Now, it isn't so much that someone in a public taxpayer-funded secular school came up with the idea--off-the-wall ideas are everywhere. It's that so many others thought the idea was a good one. They thought it was such a good idea, in fact, that part of the plan was to station teachers and parents at the doors so that no kid could
The complaint says that over the three assemblies there were anywhere from 20 to 30 staff members in attendance, along with anywhere from five to 10 of the student church representatives' parents. So, in essence, (no, in fact) the kids in that public school were forced to listen to the preaching of a particular brand of a particular religion, and--get this--nobody in charge thought there was anything wrong with that.
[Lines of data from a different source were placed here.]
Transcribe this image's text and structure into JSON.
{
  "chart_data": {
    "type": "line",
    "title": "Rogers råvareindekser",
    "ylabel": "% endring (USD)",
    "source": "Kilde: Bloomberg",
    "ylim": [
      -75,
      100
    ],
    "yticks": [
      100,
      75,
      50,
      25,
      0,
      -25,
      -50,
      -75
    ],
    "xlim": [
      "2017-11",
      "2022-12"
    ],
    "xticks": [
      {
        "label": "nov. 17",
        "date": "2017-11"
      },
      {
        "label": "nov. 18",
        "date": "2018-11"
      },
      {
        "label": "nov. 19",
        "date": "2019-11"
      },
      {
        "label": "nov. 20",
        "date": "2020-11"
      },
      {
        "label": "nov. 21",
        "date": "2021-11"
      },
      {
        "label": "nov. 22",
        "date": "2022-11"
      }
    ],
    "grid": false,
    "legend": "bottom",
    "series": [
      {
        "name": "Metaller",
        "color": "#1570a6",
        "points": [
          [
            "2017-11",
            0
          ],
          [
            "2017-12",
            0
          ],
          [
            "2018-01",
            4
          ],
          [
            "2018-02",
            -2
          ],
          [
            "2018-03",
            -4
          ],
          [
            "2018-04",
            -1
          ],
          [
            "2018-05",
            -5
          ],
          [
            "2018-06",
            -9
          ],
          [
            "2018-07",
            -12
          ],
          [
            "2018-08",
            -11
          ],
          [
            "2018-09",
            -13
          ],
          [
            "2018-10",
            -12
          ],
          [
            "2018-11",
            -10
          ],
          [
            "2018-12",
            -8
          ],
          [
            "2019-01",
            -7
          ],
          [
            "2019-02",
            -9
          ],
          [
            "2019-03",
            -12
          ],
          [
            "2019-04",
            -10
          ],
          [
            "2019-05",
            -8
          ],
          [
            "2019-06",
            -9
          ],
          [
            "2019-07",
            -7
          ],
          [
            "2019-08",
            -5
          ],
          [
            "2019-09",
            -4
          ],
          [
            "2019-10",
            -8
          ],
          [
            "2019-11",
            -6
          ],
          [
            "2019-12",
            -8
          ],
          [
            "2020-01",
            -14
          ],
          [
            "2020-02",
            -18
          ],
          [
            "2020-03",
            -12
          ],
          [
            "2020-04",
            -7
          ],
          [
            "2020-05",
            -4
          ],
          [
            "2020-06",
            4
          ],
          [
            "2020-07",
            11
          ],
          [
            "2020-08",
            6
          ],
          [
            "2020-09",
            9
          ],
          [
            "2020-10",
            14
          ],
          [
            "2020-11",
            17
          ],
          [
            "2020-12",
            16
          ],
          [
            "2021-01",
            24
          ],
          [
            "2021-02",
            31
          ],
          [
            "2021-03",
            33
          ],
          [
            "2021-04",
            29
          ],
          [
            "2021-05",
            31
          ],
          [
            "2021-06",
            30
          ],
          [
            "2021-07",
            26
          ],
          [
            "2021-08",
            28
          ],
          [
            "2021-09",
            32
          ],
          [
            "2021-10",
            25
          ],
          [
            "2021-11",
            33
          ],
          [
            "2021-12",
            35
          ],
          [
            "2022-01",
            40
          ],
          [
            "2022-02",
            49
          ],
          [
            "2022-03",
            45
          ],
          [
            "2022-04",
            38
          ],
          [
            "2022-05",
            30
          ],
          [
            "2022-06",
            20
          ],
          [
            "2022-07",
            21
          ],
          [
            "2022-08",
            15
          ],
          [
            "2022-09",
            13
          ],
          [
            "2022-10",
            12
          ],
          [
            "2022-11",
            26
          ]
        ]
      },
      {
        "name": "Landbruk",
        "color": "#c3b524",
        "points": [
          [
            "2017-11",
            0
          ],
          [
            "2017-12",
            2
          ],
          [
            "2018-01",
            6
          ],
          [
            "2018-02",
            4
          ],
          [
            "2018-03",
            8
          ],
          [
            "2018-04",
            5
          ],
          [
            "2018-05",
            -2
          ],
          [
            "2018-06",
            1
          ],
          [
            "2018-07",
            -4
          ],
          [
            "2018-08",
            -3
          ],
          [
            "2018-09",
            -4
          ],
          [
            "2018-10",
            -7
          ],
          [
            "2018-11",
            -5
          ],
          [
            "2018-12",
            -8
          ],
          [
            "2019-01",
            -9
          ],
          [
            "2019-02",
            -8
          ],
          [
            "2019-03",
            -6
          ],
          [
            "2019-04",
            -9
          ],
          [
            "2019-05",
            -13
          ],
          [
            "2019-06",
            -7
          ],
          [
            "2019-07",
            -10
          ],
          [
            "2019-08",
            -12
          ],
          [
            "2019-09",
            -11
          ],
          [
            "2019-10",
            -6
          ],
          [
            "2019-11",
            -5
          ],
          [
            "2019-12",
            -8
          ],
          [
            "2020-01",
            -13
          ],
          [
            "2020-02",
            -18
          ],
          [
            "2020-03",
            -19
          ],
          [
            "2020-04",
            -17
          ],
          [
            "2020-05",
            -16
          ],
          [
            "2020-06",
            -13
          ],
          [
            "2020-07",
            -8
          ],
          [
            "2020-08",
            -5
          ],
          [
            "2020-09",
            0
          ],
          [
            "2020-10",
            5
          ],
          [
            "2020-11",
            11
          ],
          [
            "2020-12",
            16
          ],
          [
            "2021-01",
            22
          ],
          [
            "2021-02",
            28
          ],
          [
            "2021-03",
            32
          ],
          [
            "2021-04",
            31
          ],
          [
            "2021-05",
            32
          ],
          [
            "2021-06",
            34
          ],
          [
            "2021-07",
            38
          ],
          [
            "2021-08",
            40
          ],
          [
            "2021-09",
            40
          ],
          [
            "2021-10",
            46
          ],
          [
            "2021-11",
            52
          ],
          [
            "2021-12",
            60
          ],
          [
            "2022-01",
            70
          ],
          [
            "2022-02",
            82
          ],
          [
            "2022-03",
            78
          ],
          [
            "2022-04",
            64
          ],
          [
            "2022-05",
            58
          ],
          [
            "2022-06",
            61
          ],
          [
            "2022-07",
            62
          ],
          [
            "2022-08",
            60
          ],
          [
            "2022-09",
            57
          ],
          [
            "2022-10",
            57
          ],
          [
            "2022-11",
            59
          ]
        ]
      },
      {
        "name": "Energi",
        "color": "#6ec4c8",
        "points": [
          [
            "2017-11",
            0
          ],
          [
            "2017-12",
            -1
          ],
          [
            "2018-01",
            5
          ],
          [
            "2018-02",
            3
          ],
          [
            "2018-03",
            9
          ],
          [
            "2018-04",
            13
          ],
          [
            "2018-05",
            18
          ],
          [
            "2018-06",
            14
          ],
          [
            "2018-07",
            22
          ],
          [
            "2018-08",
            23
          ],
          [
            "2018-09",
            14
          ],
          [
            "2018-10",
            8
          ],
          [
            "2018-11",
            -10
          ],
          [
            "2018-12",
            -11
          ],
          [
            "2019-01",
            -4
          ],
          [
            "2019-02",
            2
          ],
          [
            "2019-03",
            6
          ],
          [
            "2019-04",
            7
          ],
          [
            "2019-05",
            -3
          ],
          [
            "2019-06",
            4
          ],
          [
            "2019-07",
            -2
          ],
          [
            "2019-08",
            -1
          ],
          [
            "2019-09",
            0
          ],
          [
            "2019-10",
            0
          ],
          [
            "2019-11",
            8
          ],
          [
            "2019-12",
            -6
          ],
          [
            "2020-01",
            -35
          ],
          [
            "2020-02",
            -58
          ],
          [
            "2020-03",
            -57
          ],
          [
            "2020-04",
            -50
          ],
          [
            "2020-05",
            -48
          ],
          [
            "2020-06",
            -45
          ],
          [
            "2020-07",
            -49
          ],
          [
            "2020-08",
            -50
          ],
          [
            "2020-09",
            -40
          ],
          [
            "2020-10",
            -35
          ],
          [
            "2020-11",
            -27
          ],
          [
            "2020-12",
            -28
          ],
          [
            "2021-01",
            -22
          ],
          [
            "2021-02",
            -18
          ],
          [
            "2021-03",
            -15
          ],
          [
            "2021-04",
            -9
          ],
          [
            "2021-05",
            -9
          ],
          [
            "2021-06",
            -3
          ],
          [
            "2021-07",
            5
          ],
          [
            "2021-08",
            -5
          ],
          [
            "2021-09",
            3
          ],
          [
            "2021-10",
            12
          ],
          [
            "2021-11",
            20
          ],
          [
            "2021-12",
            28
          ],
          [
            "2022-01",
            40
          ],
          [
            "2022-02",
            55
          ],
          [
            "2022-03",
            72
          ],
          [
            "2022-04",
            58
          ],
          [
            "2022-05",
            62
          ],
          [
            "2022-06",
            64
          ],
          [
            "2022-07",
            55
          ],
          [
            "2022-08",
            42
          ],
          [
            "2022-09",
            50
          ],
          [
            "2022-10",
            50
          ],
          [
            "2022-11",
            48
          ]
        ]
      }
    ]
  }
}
It wasn't a one-time fluke of a thing. As noted, it happened at least three times, starting on April 9. At least three times preachers were invited into a public school assembly and at least three times the students at Northwest Rankin were pulled out of their classes and required to attend.
Finally, one of the kids taped a portion of the assembly and it found its way to the American Humanist Association. Now it's a First Amendment issue, along with another chance at embarrassing a heretofore oblivious sorry mess of an American state--futile as that might be.
Some of us will be shaking our heads over this, tsk tsking all over the place, but who wants to bet nothing much will happen here? At most, they'll have to agree to stop holding Christian assemblies and that will give them a chance to scream about freedom of religion. We'll be seeing those posters and tee shirts where God is sad about not being allowed in schools, and anybody who sees what happened at Northwest Rankin High School as a bad thing will be reminded that the lesson is an innocent one about Jesus' love so who but a liberal commie atheist would complain about that?
Well, I would. And I did. And I will. Because it isn't about God, it's about religion. And because forcing any religion in public schools is frowned on in a country where freedoms are supposed to be cherished. All across this free country laws upholding fundamentalist Christian values are being written in states where those groups have gained a foothold. They're re-interpreting the constitution to read that while no national religion can be established, it's perfectly okay for states to have some wiggle room regarding somebody's idea of faith-based values.
You might have seen that North Carolina was in the news last week over a state religion proposal by a couple of Tea Party legislators. It was quashed the next day but there's something just weird about a headline that reads, "North Carolina Won't Establish State Religion." (Alrighty then. Next?)
Apparently there's nothing mandatory about elected or even school officials being made to understand the reasons why certain clauses in our particular constitution came to be.
We should probably work on fixing that.